The flour paste method is great for controlling linen warps on a loom, so I'm guessing it'll be ok on a linen hankie. It should hold everything in place, allow you to stitch through it, and wash out easily. However, I haven't actually tried it on a hankie yet, but did intend to. Now I know not to pull threads right to the edge, there may be more stability there and I'll not need it.
By withdrawing threads all the way to the edge, though, I did manage to obtain nice little hemstitched squares at each corner, which I like. I'm making 6 hankies and I've just started on my 3rd; by the 6th one I may have got everything right!
@@Cellottia Glad to see your comment. If you are anywhere on Facebook, you should find me there too (Muriel Eaton out of Montreal, Canada).

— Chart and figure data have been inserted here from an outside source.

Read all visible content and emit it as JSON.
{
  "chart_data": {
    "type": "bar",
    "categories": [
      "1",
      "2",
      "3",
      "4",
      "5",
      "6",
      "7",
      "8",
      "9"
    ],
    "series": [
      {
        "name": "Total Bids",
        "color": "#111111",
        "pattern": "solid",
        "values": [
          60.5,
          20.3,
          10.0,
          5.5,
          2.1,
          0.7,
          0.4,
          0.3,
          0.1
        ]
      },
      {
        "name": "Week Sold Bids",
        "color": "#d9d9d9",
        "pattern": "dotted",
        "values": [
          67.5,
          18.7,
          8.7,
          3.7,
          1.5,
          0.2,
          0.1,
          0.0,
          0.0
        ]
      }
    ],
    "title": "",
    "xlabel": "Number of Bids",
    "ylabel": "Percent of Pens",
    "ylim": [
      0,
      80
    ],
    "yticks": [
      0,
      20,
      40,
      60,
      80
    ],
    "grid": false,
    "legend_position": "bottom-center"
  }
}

Let's chat we seem to be kindred spirits ! I happen to do a lot of linens for church purpose and came up with a manual recently (found at the top of this page : www.montreal.anglican.ca/forms-guidelines which you can download free of charge. It's called On Pins and Needles. You can also reach me at murieleaton@gmail,com. I could also send you a part of this book which explains how to get the mitered corners done easily.
I have spotted you (I think) on Facebook and sent a message to you there. If perchance you reply to the message I left there, I could then send you a diagram and text to make a great mitered corner.
Thanks for sharing! Very helpful.
V nice work. Kindly tell which fabric r u using
Aída fabric, thanks
A very useful video. Thanks a lot for sharing :)
I agree with Katherine, unfortunately. I am afraid I see several mistakes. A) You are working with a very thick fabric, and that is why you can get away with the ruler in two spots of the same line at the beginning. On a finer fabric, one can't do this. B) In a drawn-thread hem, the fabric thread is not removed all the way to the edge, but only to where it will meet the perpendicular lines. C) The drawn-thread hem should be treated as a hem and not as a separate stitch line. I am curious to know why you wanted to do this in two steps (the inner stitch-line being the third when it could be second). D) You seem to have had trouble also with the corner, when a mitered corner would have looked a lot neater, what with all this basting. The corner method you are showing becomes a lot too thick. You may want to find out more and make a better video, particularly if you expect to teach that way.
However, I see no problem with the video production itself however, and I hope you will do some research in the future for a better demonstration. Let me know if I can help you, since I do this type of work all the time. I can be reached on Facebook.
My review above may sound harsh but I think you need to know before other specialists see your video and leave worse comments. You have at least tried to show how you work while I am unable to make videos of what I do (just pictures in my case). I do hope you will find me (Muriel Eaton) on Facebook. I hail from Montreal in Canada but I am in France right now. Please let me know!
Bad camera
Please redo with best focus; was very blurry, to me. Thanks.